Abstract: With the rapid progress of recent years, techniques that generate and manipulate multimedia content can now provide a very advanced level of realism. Powered by large language models, text-driven synthesis tools allow the user to modify or create from scratch images and videos by means of simple text instructions. On the one hand, this opens the door to a series of exciting applications in different fields such as creative arts, advertising, film production, video games. On the other hand, it poses enormous security threats. Therefore, there is an urgent need for automated tools capable of detecting false multimedia content and avoiding the spread of dangerous false information. This talk aims to present an analysis of the methods for synthetic media verification. Special emphasis will be placed on the phenomenon of AI-generated content and on modern data-driven forensic methods to fight them. The analysis will help highlight the limits of current forensic tools, the most relevant issues, the upcoming challenges, and suggest future directions for research.

Open-World Intelligence: Generalization, Novelty Detection, and the Promise of Foundation Models

Tatiana Tommasi

She is Associate Professor at Politecnico di Torino (Italy), where she works at the intersection of machine learning and computer vision, with a focus on robotics applications. She earned her PhD from EPFL Lausanne in 2013 and subsequently held postdoctoral research positions in Belgium and the United States. Before her current role, she served as an Assistant Professor at Sapienza University of Rome and as a Research Fellow at the Italian Institute of Technology.
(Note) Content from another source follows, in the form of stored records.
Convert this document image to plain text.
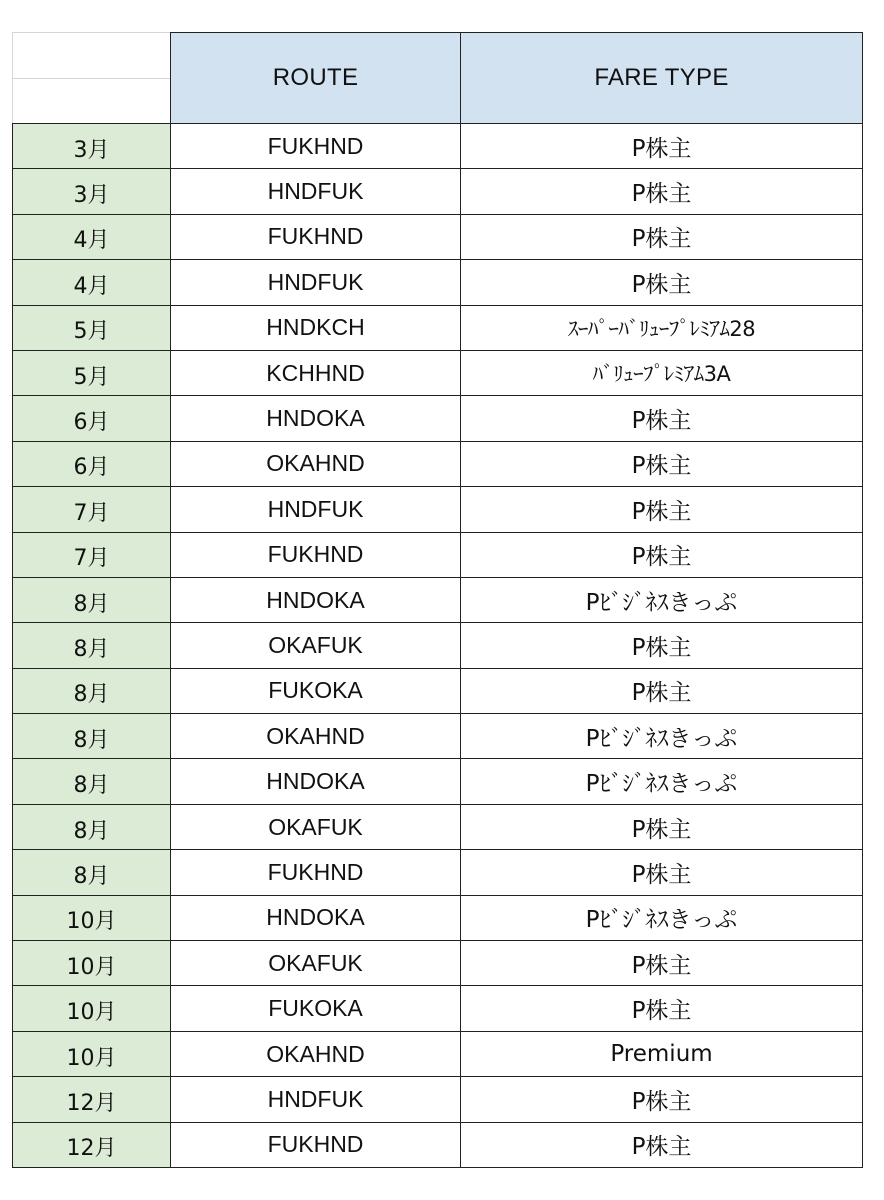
	ROUTE	FARE TYPE
3月	FUKHND	P株主
3月	HNDFUK	P株主
4月	FUKHND	P株主
4月	HNDFUK	P株主
5月	HNDKCH	ｽｰﾊﾟｰﾊﾞﾘｭｰﾌﾟﾚﾐｱﾑ28
5月	KCHHND	ﾊﾞﾘｭｰﾌﾟﾚﾐｱﾑ3A
6月	HNDOKA	P株主
6月	OKAHND	P株主
7月	HNDFUK	P株主
7月	FUKHND	P株主
8月	HNDOKA	Pﾋﾞｼﾞﾈｽきっぷ
8月	OKAFUK	P株主
8月	FUKOKA	P株主
8月	OKAHND	Pﾋﾞｼﾞﾈｽきっぷ
8月	HNDOKA	Pﾋﾞｼﾞﾈｽきっぷ
8月	OKAFUK	P株主
8月	FUKHND	P株主
10月	HNDOKA	Pﾋﾞｼﾞﾈｽきっぷ
10月	OKAFUK	P株主
10月	FUKOKA	P株主
10月	OKAHND	Premium
12月	HNDFUK	P株主
12月	FUKHND	P株主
Her research is centered on the development of theoretically grounded algorithms for automatic learning from images and multimodal data. She was among the early pioneers of transfer learning in computer vision and made substantial contributions to domain adaptation, generalization, multimodal learning, and open-set recognition. Her publication record includes over 50 papers in top-tier conferences and journals. Tatiana is the director of the ELLIS Unit in Turin and serves as Associate Editor for IEEE Transactions on Pattern Analysis and Machine Intelligence (TPAMI), IEEE Transactions on Emerging Topics in Computing (TETC), and the International Journal of Computer Vision (IJCV). She is also an active member of the research community, regularly contributing as Area Chair for major conferences (i.e. CVPR, ICCV, ECCV, ICRA, IROS) and as organizer of workshops in the field.

Abstract: This talk will provide an overview of the research literature addressing the challenges that arise when test conditions exhibit broader variability than what is observed during training, including novel visual styles, previously unseen object categories, and rare scene configurations or object defects that may be identified as anomalies. Although such scenarios are more the rule than the exception in real-world applications, they have long posed significant challenges for machine learning models, with extensive research efforts initially focused on developing tailored algorithmic solutions. The widespread availability of large-scale datasets and pre-trained foundation models now seems to reduce the need to explicitly account for the "unknown" at test time... but does it really? What kind of knowledge is actually embedded in these models? Are we leveraging it effectively to interact with a world that still presents unpredictable situations? And to what extent can we consider these models efficient and trustworthy? The final part of the presentation will explore these questions, highlighting the open challenges that remain on the path toward robust and adaptable AI for the open world.